Peter D. Eades (born 8 January 1952) is an Australian computer scientist, an emeritus professor in the School of Information Technologies at the University of Sydney, known for his expertise in graph drawing.

Eades received his bachelor's degree in mathematics from Australian National University in 1974, and his Ph.D. in mathematics from the same university in 1977 under the supervision of Jennifer Seberry. He then did postdoctoral studies at the University of Waterloo before taking an academic position at the University of Queensland, where he remained until 1991. He was a professor of computer science at the University of Newcastle from 1992 to 1999, and joined the University of Sydney faculty in 2000. As well as his faculty position at Sydney, Eades was also a distinguished researcher at NICTA.

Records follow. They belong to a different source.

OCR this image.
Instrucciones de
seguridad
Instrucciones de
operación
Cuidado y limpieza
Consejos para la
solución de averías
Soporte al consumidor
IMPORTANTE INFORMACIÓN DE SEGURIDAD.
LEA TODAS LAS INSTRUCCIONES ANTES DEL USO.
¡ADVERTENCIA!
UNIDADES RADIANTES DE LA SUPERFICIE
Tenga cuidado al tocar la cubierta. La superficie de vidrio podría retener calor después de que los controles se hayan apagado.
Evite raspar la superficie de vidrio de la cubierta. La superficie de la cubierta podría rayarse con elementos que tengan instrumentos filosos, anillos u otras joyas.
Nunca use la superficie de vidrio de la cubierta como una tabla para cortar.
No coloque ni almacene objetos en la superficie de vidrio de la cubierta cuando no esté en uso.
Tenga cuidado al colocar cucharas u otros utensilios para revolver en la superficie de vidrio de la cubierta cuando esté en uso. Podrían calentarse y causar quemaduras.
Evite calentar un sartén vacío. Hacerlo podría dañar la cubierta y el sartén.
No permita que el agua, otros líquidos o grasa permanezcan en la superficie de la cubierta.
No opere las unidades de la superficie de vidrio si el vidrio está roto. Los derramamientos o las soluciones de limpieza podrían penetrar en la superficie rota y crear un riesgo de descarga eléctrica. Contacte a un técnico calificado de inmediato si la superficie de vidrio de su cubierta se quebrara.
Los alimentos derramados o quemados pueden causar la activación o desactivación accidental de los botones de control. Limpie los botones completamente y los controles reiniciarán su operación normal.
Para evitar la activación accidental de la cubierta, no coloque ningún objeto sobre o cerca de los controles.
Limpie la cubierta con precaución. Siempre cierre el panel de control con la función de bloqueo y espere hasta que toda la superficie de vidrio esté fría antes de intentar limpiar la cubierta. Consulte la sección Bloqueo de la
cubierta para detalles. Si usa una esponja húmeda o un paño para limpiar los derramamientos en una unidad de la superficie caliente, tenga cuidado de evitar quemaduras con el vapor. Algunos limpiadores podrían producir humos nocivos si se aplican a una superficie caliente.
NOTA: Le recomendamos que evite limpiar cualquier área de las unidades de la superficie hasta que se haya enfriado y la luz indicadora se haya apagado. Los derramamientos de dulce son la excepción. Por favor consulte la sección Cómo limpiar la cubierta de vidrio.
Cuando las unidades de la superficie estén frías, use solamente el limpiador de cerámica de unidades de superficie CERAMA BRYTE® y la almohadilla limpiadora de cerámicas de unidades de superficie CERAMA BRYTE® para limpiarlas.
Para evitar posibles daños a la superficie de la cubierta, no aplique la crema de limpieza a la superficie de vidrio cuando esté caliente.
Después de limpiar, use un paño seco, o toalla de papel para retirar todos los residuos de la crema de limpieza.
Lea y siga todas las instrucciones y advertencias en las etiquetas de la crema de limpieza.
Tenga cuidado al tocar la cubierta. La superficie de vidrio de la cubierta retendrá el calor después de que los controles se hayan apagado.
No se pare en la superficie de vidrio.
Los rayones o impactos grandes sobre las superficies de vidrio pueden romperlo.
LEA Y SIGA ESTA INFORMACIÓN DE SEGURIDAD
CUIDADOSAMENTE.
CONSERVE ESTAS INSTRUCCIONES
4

Eades is the co-author (with Giuseppe Di Battista, Roberto Tamassia, and Ioannis G. Tollis) of the book Graph drawing: Algorithms for the visualization of graphs, and of the associated survey "Algorithms for drawing graphs: an annotated bibliography". He has also written many highly cited research papers in graph drawing, on topics including spring algorithms, performance speed up with N-body methods, maintenance of the "mental map" in dynamically changing drawings, heuristics for reducing the number of edge crossings in layered graph drawings, and visual display of clustering information in graphs. He was the keynote speaker at the 12th IEEE Symposium on Information Visualization in 2006, was one of three invited speakers at the 19th International Symposium on Algorithms and Computation in 2008, and was one of two invited speakers at the 18th International Symposium on Graph Drawing in 2010.
He has been the doctoral advisor of over 30 graduate students.

A workshop in honor of Eades' 60th birthday was held in 2012, as part of the International Symposium on Graph Drawing.